Swaggart started a radio show, and a magazine, and then moved into television, with outspoken views.

He was a vocal voice against Roman Catholicism, describing it as “a false religion. It is not the Christian way,” and claimed that Jews suffered for thousands of years because they rejected Christ.

“If you don’t like what I say, talk to my boss,” he once shouted as he strode in front of his congregation at his Family Worship Centre in Baton Rouge, where his sermons moved listeners to speak in tongues and stand up as if possessed by the Holy Spirit, according to AP.

Swaggart’s messages stirred thousands of congregants and millions of TV viewers, making him a household name by the late 1980s.

Contributors built Jimmy Swaggart Ministries into a business that made an estimated $142m in 1986.

His Baton Rouge complex still includes a worship centre and broadcasting and recording facilities.

The scandals

Swaggart’s downfall came in the late 1980s as other prominent preachers faced similar scandals. Swaggart said publicly that his earnings were hurt in 1987 by the sex scandal surrounding rival televangelist Jim Bakker and a former church secretary at Bakker’s PTL ministry organisation.

The following year, Swaggart was photographed at a hotel with Debra Murphree, an admitted prostitute who told reporters that the two did not have sex but that the preacher had paid her to pose nude.

She later repeated the claim and posed nude for Penthouse magazine.

The surveillance photos that crippled Swaggart’s career stemmed from his rivalry with preacher Marvin Gorman, whom Swaggart had accused of sexual misdeeds.

Gorman hired the photographer who captured Swaggart and Murphree on film.

Swaggart later paid Gorman $1.8m to settle a lawsuit over the sexual allegations against Gorman.

More trouble came in 1991 when police in California detained Swaggart with another prostitute.

The evangelist was charged with driving on the wrong side of the road and driving an unregistered Jaguar.

His companion, Rosemary Garcia, said Swaggart became nervous when he saw the police car and weaved when he tried to stuff pornographic magazines under a car seat.

Swaggart was later mocked by the late TV comic Phil Hartman, who impersonated him on NBC’s “Saturday Night Live.”

Out of the public eye but still in the pulpit

The evangelist largely stayed out of the news in later years but remained in the pulpit at Jimmy Swaggart Ministries, often joined by his son, Donnie, a fellow preacher.

His radio station broadcast church services and gospel music to 21 states, and Swaggart’s ministry boasted a worldwide audience on the internet.

The preacher caused another brief stir in 2004 with remarks about being “looked at” amorously by a gay man.

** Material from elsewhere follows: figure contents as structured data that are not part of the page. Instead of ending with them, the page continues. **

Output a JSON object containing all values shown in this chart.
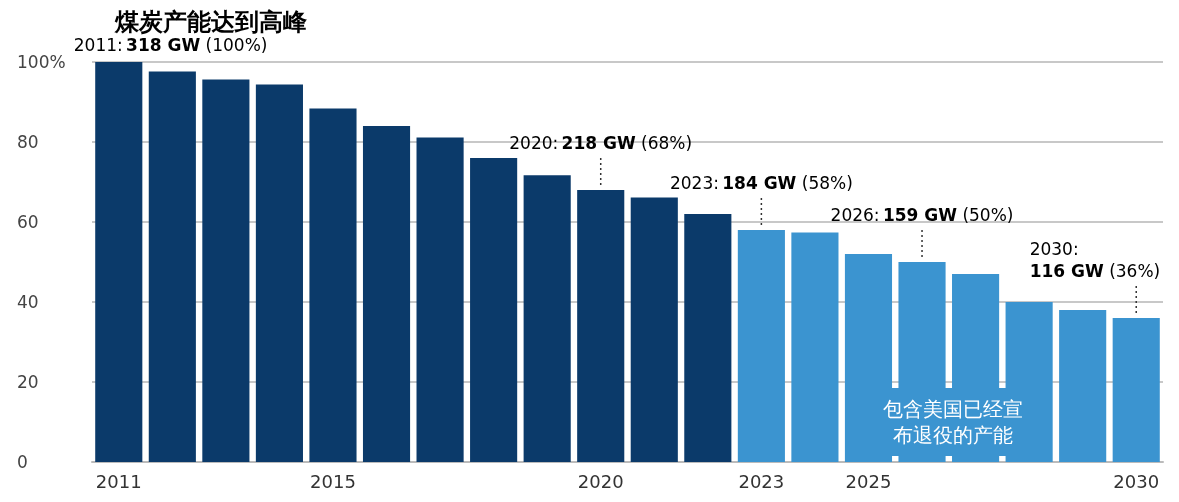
{
  "chart_data": {
    "type": "bar",
    "title": "煤炭产能达到高峰",
    "categories": [
      "2011",
      null,
      null,
      null,
      "2015",
      null,
      null,
      null,
      null,
      "2020",
      null,
      null,
      "2023",
      null,
      "2025",
      null,
      null,
      null,
      null,
      "2030"
    ],
    "values": [
      100,
      97.6,
      95.6,
      94.4,
      88.4,
      84,
      81.1,
      76,
      71.7,
      68,
      66.1,
      62,
      58,
      57.4,
      52,
      50,
      47,
      40,
      38,
      36
    ],
    "colors": [
      "#0b3a6a",
      "#0b3a6a",
      "#0b3a6a",
      "#0b3a6a",
      "#0b3a6a",
      "#0b3a6a",
      "#0b3a6a",
      "#0b3a6a",
      "#0b3a6a",
      "#0b3a6a",
      "#0b3a6a",
      "#0b3a6a",
      "#3b94d0",
      "#3b94d0",
      "#3b94d0",
      "#3b94d0",
      "#3b94d0",
      "#3b94d0",
      "#3b94d0",
      "#3b94d0"
    ],
    "ylim": [
      0,
      100
    ],
    "yticks": [
      0,
      20,
      40,
      60,
      80,
      {
        "value": 100,
        "label": "100%"
      }
    ],
    "grid": "y",
    "annotations": [
      {
        "text": "2011: 318 GW (100%)",
        "x": "2011",
        "y": 100
      },
      {
        "text": "2020: 218 GW (68%)",
        "x": "2020",
        "y": 68
      },
      {
        "text": "2023: 184 GW (58%)",
        "x": "2023",
        "y": 58
      },
      {
        "text": "2026: 159 GW (50%)",
        "y": 50
      },
      {
        "text": "2030: 116 GW (36%)",
        "x": "2030",
        "y": 36
      },
      "包含美国已经宣布退役的产能"
    ]
  }
}
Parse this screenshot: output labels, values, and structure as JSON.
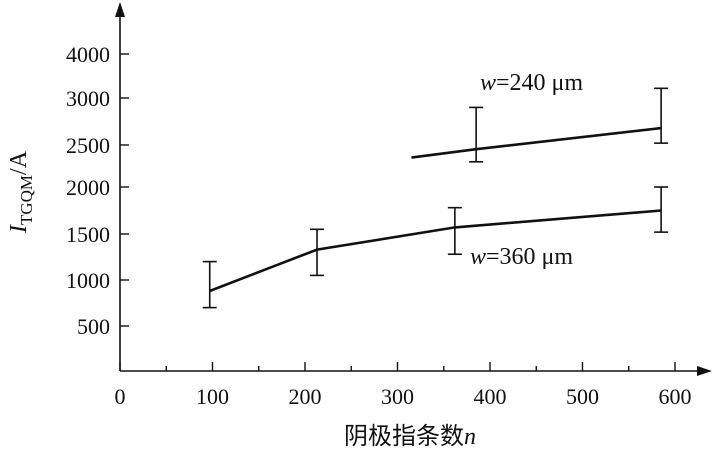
{
  "chart_data": {
    "type": "line",
    "xlabel": "阴极指条数",
    "xlabel_var": "n",
    "ylabel_main": "I",
    "ylabel_sub": "TGQM",
    "ylabel_unit": "/A",
    "x_ticks": [
      0,
      100,
      200,
      300,
      400,
      500,
      600
    ],
    "y_ticks": [
      500,
      1000,
      1500,
      2000,
      2500,
      3000,
      4000
    ],
    "grid": false,
    "series": [
      {
        "name": "w=240 μm",
        "name_var": "w",
        "name_rest": "=240 μm",
        "points": [
          {
            "x": 315,
            "y": 2350
          },
          {
            "x": 385,
            "y": 2450,
            "err_low": 2300,
            "err_high": 2900
          },
          {
            "x": 585,
            "y": 2680,
            "err_low": 2520,
            "err_high": 3220
          }
        ]
      },
      {
        "name": "w=360 μm",
        "name_var": "w",
        "name_rest": "=360 μm",
        "points": [
          {
            "x": 97,
            "y": 880,
            "err_low": 700,
            "err_high": 1200
          },
          {
            "x": 213,
            "y": 1330,
            "err_low": 1050,
            "err_high": 1550
          },
          {
            "x": 362,
            "y": 1570,
            "err_low": 1280,
            "err_high": 1780
          },
          {
            "x": 585,
            "y": 1750,
            "err_low": 1520,
            "err_high": 2000
          }
        ]
      }
    ]
  }
}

“And I’m going to be blunt and plain: If one ever looks at me like that, I’m going to kill him and tell God he died,” Swaggart said, to laughter from the congregation. He later apologised.

Swaggart made a public appearance outside his church when he sang “Amazing Grace” at the 2005 funeral of Louisiana Secretary of State Fox McKeithen, a prominent name in state politics for decades.

In 2022, he shared memories at the memorial service for Lewis, his cousin and rock ‘n’ roll pioneer. The pair had released “The Boys From Ferriday,” a gospel album, earlier that year.